CROWN addresses a critical bottleneck in structural biology and AI-driven drug discovery: the lack of large-scale, high-fidelity training data.

• For Generative Models: The dataset provides the volume and diversity necessary to train equivariant diffusion models and generative AI for predicting protein–ligand binding poses.

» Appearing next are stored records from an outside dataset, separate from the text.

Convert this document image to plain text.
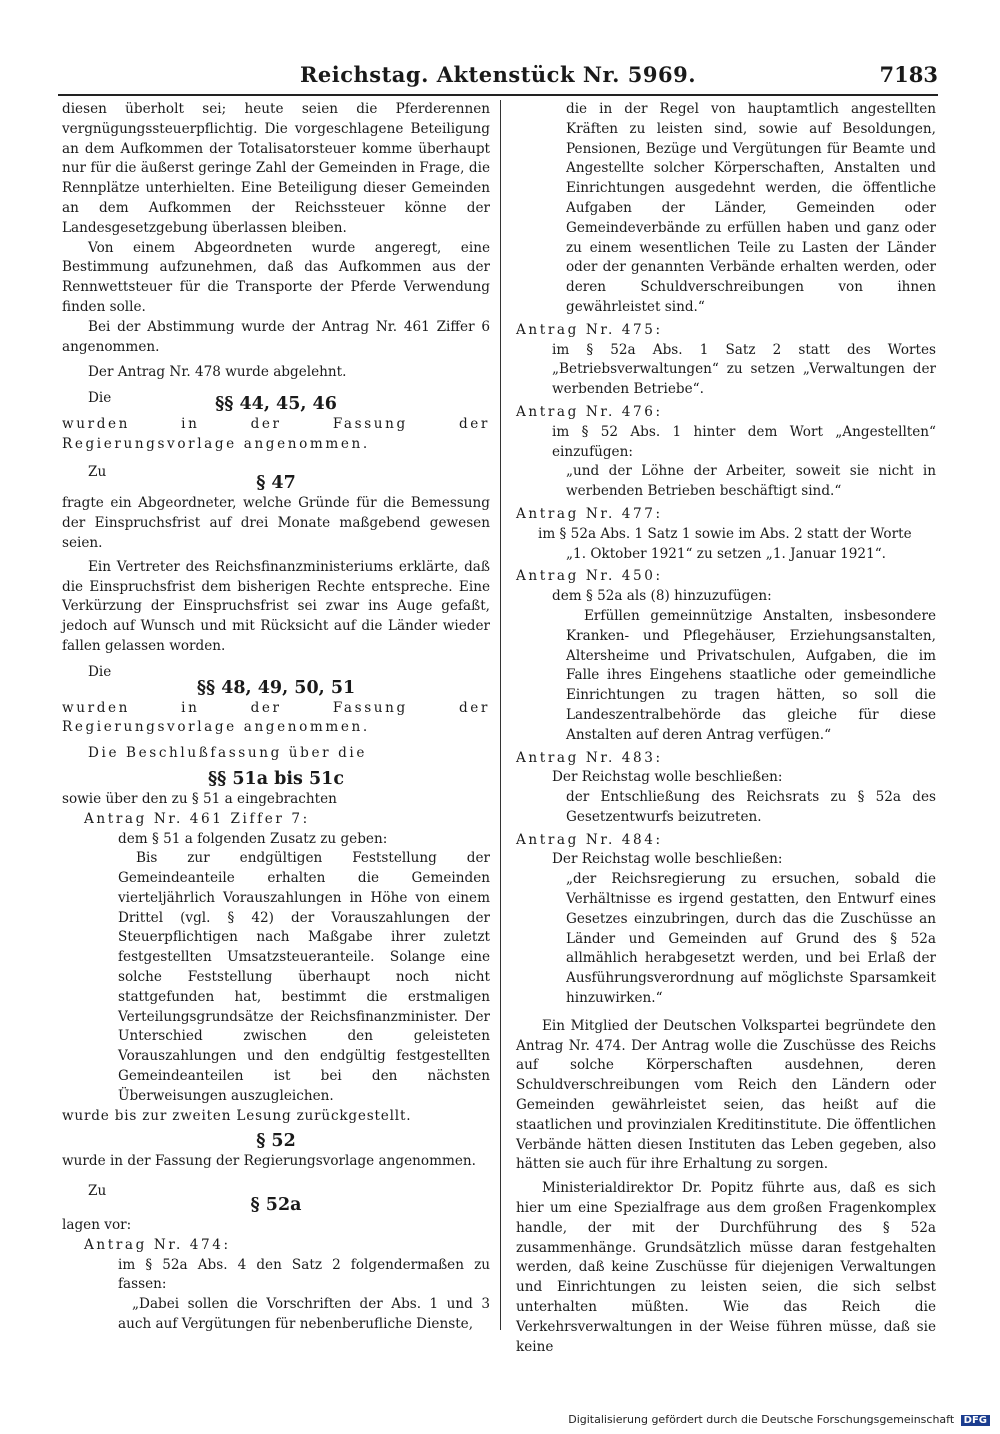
Reichstag. Aktenstück Nr. 5969.	7183

diesen überholt sei; heute seien die Pferderennen vergnügungssteuerpflichtig. Die vorgeschlagene Beteiligung an dem Aufkommen der Totalisatorsteuer komme überhaupt nur für die äußerst geringe Zahl der Gemeinden in Frage, die Rennplätze unterhielten. Eine Beteiligung dieser Gemeinden an dem Aufkommen der Reichssteuer könne der Landesgesetzgebung überlassen bleiben.

Von einem Abgeordneten wurde angeregt, eine Bestimmung aufzunehmen, daß das Aufkommen aus der Rennwettsteuer für die Transporte der Pferde Verwendung finden solle.

Bei der Abstimmung wurde der Antrag Nr. 461 Ziffer 6 angenommen.

Der Antrag Nr. 478 wurde abgelehnt.

Die	§§ 44, 45, 46

wurden in der Fassung der Regierungsvorlage angenommen.

Zu

§ 47

fragte ein Abgeordneter, welche Gründe für die Bemessung der Einspruchsfrist auf drei Monate maßgebend gewesen seien.

Ein Vertreter des Reichsfinanzministeriums erklärte, daß die Einspruchsfrist dem bisherigen Rechte entspreche. Eine Verkürzung der Einspruchsfrist sei zwar ins Auge gefaßt, jedoch auf Wunsch und mit Rücksicht auf die Länder wieder fallen gelassen worden.

Die

§§ 48, 49, 50, 51

wurden in der Fassung der Regierungsvorlage angenommen.

Die Beschlußfassung über die

§§ 51a bis 51c

sowie über den zu § 51 a eingebrachten

Antrag Nr. 461 Ziffer 7:

dem § 51 a folgenden Zusatz zu geben:

Bis zur endgültigen Feststellung der Gemeindeanteile erhalten die Gemeinden vierteljährlich Vorauszahlungen in Höhe von einem Drittel (vgl. § 42) der Vorauszahlungen der Steuerpflichtigen nach Maßgabe ihrer zuletzt festgestellten Umsatzsteueranteile. Solange eine solche Feststellung überhaupt noch nicht stattgefunden hat, bestimmt die erstmaligen Verteilungsgrundsätze der Reichsfinanzminister. Der Unterschied zwischen den geleisteten Vorauszahlungen und den endgültig festgestellten Gemeindeanteilen ist bei den nächsten Überweisungen auszugleichen.

wurde bis zur zweiten Lesung zurückgestellt.

§ 52

wurde in der Fassung der Regierungsvorlage angenommen.

Zu

§ 52a

lagen vor:

Antrag Nr. 474:

im § 52a Abs. 4 den Satz 2 folgendermaßen zu fassen:

„Dabei sollen die Vorschriften der Abs. 1 und 3 auch auf Vergütungen für nebenberufliche Dienste,

die in der Regel von hauptamtlich angestellten Kräften zu leisten sind, sowie auf Besoldungen, Pensionen, Bezüge und Vergütungen für Beamte und Angestellte solcher Körperschaften, Anstalten und Einrichtungen ausgedehnt werden, die öffentliche Aufgaben der Länder, Gemeinden oder Gemeindeverbände zu erfüllen haben und ganz oder zu einem wesentlichen Teile zu Lasten der Länder oder der genannten Verbände erhalten werden, oder deren Schuldverschreibungen von ihnen gewährleistet sind.“

Antrag Nr. 475:

im § 52a Abs. 1 Satz 2 statt des Wortes „Betriebsverwaltungen“ zu setzen „Verwaltungen der werbenden Betriebe“.

Antrag Nr. 476:

im § 52 Abs. 1 hinter dem Wort „Angestellten“ einzufügen:

„und der Löhne der Arbeiter, soweit sie nicht in werbenden Betrieben beschäftigt sind.“

Antrag Nr. 477:

im § 52a Abs. 1 Satz 1 sowie im Abs. 2 statt der Worte

„1. Oktober 1921“ zu setzen „1. Januar 1921“.

Antrag Nr. 450:

dem § 52a als (8) hinzuzufügen:

Erfüllen gemeinnützige Anstalten, insbesondere Kranken- und Pflegehäuser, Erziehungsanstalten, Altersheime und Privatschulen, Aufgaben, die im Falle ihres Eingehens staatliche oder gemeindliche Einrichtungen zu tragen hätten, so soll die Landeszentralbehörde das gleiche für diese Anstalten auf deren Antrag verfügen.“

Antrag Nr. 483:

Der Reichstag wolle beschließen:

der Entschließung des Reichsrats zu § 52a des Gesetzentwurfs beizutreten.

Antrag Nr. 484:

Der Reichstag wolle beschließen:

„der Reichsregierung zu ersuchen, sobald die Verhältnisse es irgend gestatten, den Entwurf eines Gesetzes einzubringen, durch das die Zuschüsse an Länder und Gemeinden auf Grund des § 52a allmählich herabgesetzt werden, und bei Erlaß der Ausführungsverordnung auf möglichste Sparsamkeit hinzuwirken.“

Ein Mitglied der Deutschen Volkspartei begründete den Antrag Nr. 474. Der Antrag wolle die Zuschüsse des Reichs auf solche Körperschaften ausdehnen, deren Schuldverschreibungen vom Reich den Ländern oder Gemeinden gewährleistet seien, das heißt auf die staatlichen und provinzialen Kreditinstitute. Die öffentlichen Verbände hätten diesen Instituten das Leben gegeben, also hätten sie auch für ihre Erhaltung zu sorgen.

Ministerialdirektor Dr. Popitz führte aus, daß es sich hier um eine Spezialfrage aus dem großen Fragenkomplex handle, der mit der Durchführung des § 52a zusammenhänge. Grundsätzlich müsse daran festgehalten werden, daß keine Zuschüsse für diejenigen Verwaltungen und Einrichtungen zu leisten seien, die sich selbst unterhalten müßten. Wie das Reich die Verkehrsverwaltungen in der Weise führen müsse, daß sie keine

Digitalisierung gefördert durch die Deutsche Forschungsgemeinschaft DFG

• For Scoring Functions: It enables the development of knowledge-based scoring functions and statistical potentials that are not biased by affinity labels or limited to small chemical spaces.
• Reproducibility: By releasing the full automated pipeline, the authors allow the community to regenerate the dataset as new PDB structures are deposited, ensuring long-term utility.
• Future-Proofing: While current limitations exist regarding metal-coordinating ligands and rare elements (due to force field constraints), the framework is designed to integrate future ML-based force fields to expand coverage.

In summary, CROWN represents a paradigm shift from "affinity-labeled" to "geometry-centric" datasets, providing a robust, scalable, and structurally uniform foundation for the next generation of molecular recognition models.